Quelle est votre plaque d'immatriculation ?

Quelle est votre plaque d'immatriculation ? Je vous dirai quel écrivain vous êtes. La 628-E8, c'est le titre d'un roman de Mirbeau. Et vous, avez-vous une préférence pour les voitures françaises ou étrangères ? Mirbeau n'est pas seulement génial quand il parle d'hommes politiques ou de femmes de chambre, mais surtout lorsqu'il traverse la France ou la Belgique au volant de sa voiture. C'est un esprit mordant qui anticipe l'ennui des bouches pleines de dentiers que sont devenus les Français. Il est acerbe comme un drôle et ironique comme une serpe. Il disserte, coupe, commente, pérore pour dire tout le mal du bien auquel il ne croit pas. Quand je pense à lui, mon cerveau vrombit.

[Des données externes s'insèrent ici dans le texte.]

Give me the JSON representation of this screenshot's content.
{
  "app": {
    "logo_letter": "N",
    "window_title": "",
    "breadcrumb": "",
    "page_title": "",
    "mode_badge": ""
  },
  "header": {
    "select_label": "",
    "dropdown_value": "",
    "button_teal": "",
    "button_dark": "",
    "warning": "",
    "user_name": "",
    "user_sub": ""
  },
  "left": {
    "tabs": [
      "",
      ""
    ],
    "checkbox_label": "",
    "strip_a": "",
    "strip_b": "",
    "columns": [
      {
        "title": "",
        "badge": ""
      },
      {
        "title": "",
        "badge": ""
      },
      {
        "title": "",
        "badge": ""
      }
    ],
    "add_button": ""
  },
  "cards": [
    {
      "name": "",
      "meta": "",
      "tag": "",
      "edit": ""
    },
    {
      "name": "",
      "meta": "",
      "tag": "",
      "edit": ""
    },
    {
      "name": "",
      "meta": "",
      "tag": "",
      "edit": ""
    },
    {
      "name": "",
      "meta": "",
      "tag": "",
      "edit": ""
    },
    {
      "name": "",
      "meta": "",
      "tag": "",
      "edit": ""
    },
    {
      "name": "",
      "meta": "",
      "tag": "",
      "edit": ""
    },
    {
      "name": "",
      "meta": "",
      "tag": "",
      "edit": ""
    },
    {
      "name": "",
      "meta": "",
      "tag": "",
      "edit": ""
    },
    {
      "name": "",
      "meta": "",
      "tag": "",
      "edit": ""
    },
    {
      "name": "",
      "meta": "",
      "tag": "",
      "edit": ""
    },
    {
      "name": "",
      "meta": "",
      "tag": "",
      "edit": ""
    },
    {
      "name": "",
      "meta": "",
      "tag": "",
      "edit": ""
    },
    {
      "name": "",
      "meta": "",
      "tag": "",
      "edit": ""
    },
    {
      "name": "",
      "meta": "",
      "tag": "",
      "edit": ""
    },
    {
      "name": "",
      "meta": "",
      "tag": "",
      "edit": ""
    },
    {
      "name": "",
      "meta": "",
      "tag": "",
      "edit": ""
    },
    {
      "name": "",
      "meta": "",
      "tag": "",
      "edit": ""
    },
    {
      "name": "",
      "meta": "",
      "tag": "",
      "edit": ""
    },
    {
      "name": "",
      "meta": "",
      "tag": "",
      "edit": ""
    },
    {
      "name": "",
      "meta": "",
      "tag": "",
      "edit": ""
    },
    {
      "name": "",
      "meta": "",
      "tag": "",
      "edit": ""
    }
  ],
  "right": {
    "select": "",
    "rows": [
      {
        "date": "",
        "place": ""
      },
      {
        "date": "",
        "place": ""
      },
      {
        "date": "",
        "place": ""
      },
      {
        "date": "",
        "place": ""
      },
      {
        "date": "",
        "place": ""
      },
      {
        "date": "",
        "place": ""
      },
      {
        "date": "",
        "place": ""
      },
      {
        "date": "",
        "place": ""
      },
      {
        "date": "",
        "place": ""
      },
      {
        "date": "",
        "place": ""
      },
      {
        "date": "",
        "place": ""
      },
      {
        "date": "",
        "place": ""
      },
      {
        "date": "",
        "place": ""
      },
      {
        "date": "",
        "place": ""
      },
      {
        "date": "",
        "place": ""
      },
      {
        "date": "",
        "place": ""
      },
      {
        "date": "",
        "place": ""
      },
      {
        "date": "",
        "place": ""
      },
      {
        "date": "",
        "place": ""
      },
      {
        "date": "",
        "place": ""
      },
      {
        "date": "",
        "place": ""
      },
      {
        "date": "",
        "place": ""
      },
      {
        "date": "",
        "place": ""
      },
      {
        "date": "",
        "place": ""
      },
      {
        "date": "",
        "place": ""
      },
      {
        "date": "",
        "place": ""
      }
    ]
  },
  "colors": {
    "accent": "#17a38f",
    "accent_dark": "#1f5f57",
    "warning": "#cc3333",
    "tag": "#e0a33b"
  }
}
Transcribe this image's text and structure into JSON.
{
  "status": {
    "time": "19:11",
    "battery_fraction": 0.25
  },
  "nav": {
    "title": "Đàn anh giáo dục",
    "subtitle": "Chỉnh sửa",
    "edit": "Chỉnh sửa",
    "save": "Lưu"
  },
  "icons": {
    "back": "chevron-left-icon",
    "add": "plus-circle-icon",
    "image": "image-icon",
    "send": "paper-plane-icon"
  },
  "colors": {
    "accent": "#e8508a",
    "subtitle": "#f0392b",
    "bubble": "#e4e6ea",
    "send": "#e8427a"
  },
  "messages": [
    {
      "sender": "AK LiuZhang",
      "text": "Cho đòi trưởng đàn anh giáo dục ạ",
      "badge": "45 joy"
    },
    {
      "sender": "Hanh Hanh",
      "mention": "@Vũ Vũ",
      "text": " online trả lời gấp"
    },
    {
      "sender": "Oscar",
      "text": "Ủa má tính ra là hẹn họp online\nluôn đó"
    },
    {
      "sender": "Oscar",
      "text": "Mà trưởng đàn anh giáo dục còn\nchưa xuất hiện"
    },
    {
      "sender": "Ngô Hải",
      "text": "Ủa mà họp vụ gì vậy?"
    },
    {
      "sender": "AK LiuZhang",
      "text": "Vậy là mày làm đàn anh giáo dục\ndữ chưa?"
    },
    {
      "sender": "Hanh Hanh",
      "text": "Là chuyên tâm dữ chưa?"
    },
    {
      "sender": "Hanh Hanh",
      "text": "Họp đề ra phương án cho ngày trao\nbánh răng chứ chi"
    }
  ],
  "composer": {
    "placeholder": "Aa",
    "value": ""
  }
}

Quand je n'y pense pas, le moteur refroidit immédiatement. Avec lui, le sens de l'anarchie s'éclaircit. Même un conservateur pourrait finir par poser des bombes ou, plus vraisemblablement, faire un graffiti en forme de serre-tête sur le portail en fer forgé d'une maison en pierres meulières. Avec lui, on devient tous des grands fous et des empereurs de l'embrayage. On pourrait même, – le temps d'une rêverie en refermant un de ses livres –, s'abonner à un magazine automobile, histoire de faire du désespoir, une absurdité.